M-Power is able to accomplish a lot with a small core staff of full and part-time employees, Dalton Smith said.

“We’re the hub, and the spokes are the hundreds of volunteers,” he said. “We can use a lot of the skills of the community.”

There are about 120 volunteers on the education side, many of them college professors or retired teachers. The medical clinic has more than 100 volunteers, including doctors and nurses.

M-Power is “a broad spectrum group” with a significant geographic reach, Dalton Smith said. “We touch every zip code in the metro area.”

The nonprofit is supported by numerous churches, businesses and individuals, he said.

M-Power is also “pretty big on pursuing data” that helps it demonstrate that the nonprofit’s efforts are bearing fruit, Dalton Smith said.

It’s “gratifying to do something that we can measure the results and know that we are actually accomplishing something,” he said.

There are both humanitarian and economic reasons to operate the health clinic, Dietschweiler said.

Without health insurance, many patients have no choice but to go to the emergency room when they are sick. This means they are “not getting the care they need, not the personalized care that a primary care doctor can give,” Dietschweiler said.

Many of the patients treated at M-Power are dealing with chronic illnesses that make it difficult for them to be productive, meaning they may lose their jobs or be unable to find jobs and therefore lack health insurance benefits, Dietschweiler said.

The clinic at M-Power “gives them a chance to get back on their feet and get to where they can maintain their health even though they have a chronic illness so that they can regain employment,” Dietschweiler said.

The M-Power education staffers have done pedagogical research to make their adult curriculum and teaching methods as effective as possible, Thomas Smith said.

One goal is to “determine the deficiencies we see in the students in their cognitive abilities,” he said.

The Education Center takes advantage of the theory of prior knowledge, Thomas Smith said.

“We go to the last thing we know that the student understands … and we teach them forward as we discover what their problems are,” he said. “There might be one thing that they did not understand in the classroom, and our school system just zips by.”

Once students are properly assessed, “they zoom through the educational process,” Thomas Smith said.

The students at M-Power “are passing and getting their GED, which is now harder than graduating from high school,” said Thomas Smith, noting that more than half of the GED consists of algebra and trigonometry.

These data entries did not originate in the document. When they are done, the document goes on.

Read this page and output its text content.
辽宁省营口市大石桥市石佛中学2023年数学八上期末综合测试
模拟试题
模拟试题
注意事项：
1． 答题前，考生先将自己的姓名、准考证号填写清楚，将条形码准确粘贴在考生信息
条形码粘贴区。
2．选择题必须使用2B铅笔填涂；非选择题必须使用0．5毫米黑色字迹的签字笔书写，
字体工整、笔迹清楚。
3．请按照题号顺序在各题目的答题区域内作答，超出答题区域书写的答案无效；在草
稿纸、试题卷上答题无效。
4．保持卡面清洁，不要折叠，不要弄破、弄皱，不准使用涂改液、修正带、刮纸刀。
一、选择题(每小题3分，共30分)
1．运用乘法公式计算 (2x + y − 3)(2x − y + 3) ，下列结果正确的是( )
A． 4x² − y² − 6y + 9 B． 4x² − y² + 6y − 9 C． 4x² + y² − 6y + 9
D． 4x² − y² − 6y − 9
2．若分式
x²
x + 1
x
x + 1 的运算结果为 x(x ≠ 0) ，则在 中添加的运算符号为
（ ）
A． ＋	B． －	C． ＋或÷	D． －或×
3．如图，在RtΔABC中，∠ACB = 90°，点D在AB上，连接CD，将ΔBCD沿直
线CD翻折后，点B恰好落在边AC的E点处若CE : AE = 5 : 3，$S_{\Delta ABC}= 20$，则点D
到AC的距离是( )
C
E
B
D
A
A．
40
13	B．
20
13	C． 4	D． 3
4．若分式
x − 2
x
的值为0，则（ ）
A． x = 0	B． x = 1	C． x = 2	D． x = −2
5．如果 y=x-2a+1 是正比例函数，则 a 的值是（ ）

“We are doing things that are not being done anywhere else that I’m aware of,” he said.

In the new decade, M-Power would like to grow the reach of its programs, Dalton Smith said. “We have a model that has a proven track record of helping individuals get their GEDs, learn to read and obtain workforce skills,” he said. “We’d just like to see this expand to serve more and more people in the next three to five years.”

That growth is occurring, Thomas Smith said.

“When I started here we had eight students who finished a semester,” he said. “We had 19 instructors … Last year we served 292 students.”

The nonprofit would like to “formalize and grow” its ability to find jobs for its graduates, Dalton Smith said.

He also noted many of the people who come to M-Power for help are already working. “A lot of the people who come to our medical clinic… may be working two jobs but don’t have benefits, including health care,” he said.

Many of the people who come to M-Power for help are in poverty “because they inherited that, and the ones who come here are trying to get out of it,” Thomas Smith said.

“As Christians and human beings, we owe them to try to help them through the process,” he said.

Working at M-Power is an opportunity for staff to learn more about the challenges that low-income people face, Dietschweiler said.

“You get to see a lot of things you don’t see if you don’t come through the doors here,” he said. “You see people living in their cars who have nothing trying to seek a better life.”

The M-Power staffers are also privileged to be “witnesses to people changing their history, and that’s the greatest part of all of it,” he said.